Parametric approximators
Approximator
If your algorithm uses a neural network or a linear approximator to approximate a function trained with Flux.jl, use the Approximator. It  wraps a Flux model and an Optimiser (such as Adam or SGD). Your optimise!(::PolicyOrLearner, batch) function will probably consist in computing a gradient  and call the RLBase.optimise!(app::Approximator, gradient::Flux.Grads) after that.
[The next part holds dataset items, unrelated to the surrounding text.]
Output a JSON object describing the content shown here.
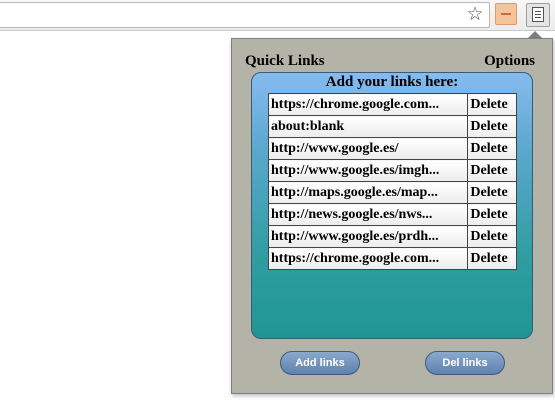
{
  "toolbar": {
    "star_icon": "star-icon",
    "extension_icon": "extension-icon",
    "menu_icon": "menu-icon"
  },
  "popup": {
    "title": "Quick Links",
    "options_label": "Options",
    "panel_heading": "Add your links here:",
    "delete_label": "Delete",
    "links": [
      "https://chrome.google.com...",
      "about:blank",
      "http://www.google.es/",
      "http://www.google.es/imgh...",
      "http://maps.google.es/map...",
      "http://news.google.es/nws...",
      "http://www.google.es/prdh...",
      "https://chrome.google.com..."
    ],
    "add_button": "Add links",
    "del_button": "Del links"
  }
}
Approximator implements the model(::Approximator) and target(::Approximator) interface. Both return the underlying Flux model. The advantage of this interface is explained in the TargetNetwork section below.
TargetNetwork
The use of a target network is frequent in state or action value-based RL. The principle is to hold a copy of of the main approximator, which is trained using a gradient, and a copy of it that is either only partially updated, or just less frequently updated. TargetNetwork is constructed by wrapping an Approximator. Set the sync_freq keyword argument to a value greater that one to copy the main model into the target every sync_freq updates, or set the \rho parameter to a value greater than 0 (usually 0.99f0) to let the target be partially updated towards the main model every update. RLBase.optimise!(tn::TargetNetwork, gradient::Flux.Grads) will take care of updating the target for you.
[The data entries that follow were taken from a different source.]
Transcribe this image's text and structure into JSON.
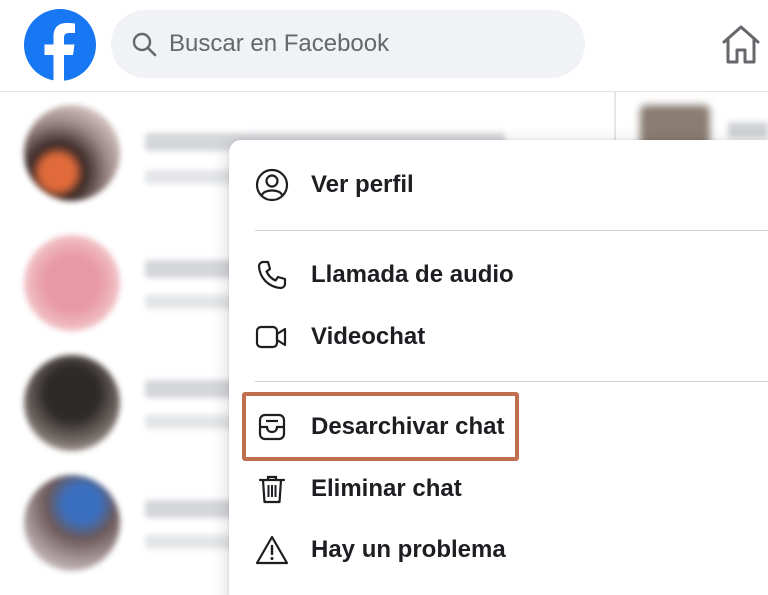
{
  "header": {
    "logo_icon": "facebook-logo",
    "search": {
      "placeholder": "Buscar en Facebook",
      "icon": "search-icon"
    },
    "home_icon": "home-icon",
    "brand_color": "#1877f2"
  },
  "context_menu": {
    "items": [
      {
        "label": "Ver perfil",
        "icon": "user-circle-icon"
      },
      {
        "label": "Llamada de audio",
        "icon": "phone-icon"
      },
      {
        "label": "Videochat",
        "icon": "video-camera-icon"
      },
      {
        "label": "Desarchivar chat",
        "icon": "unarchive-icon",
        "highlighted": true
      },
      {
        "label": "Eliminar chat",
        "icon": "trash-icon"
      },
      {
        "label": "Hay un problema",
        "icon": "warning-icon"
      }
    ],
    "highlight_color": "#c0704e"
  }
}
The other advantage of TargetNetwork is that it uses Julia’s multiple dispatch to let your algorithm be agnostic to the presence or absence of a target network. For example, the DQNLearner in RLZoo has an approximator field typed to be a Union{Approximator, TargetNetwork}. When computing the temporal difference error, the learner calls Q = model(learner.approximator) and Qt = target(learner.approximator). If learner.approximator is a Approximator, then no target network is used because both calls point to the same neural network, if it is a TargetNetwork then the automatically managed target is returned.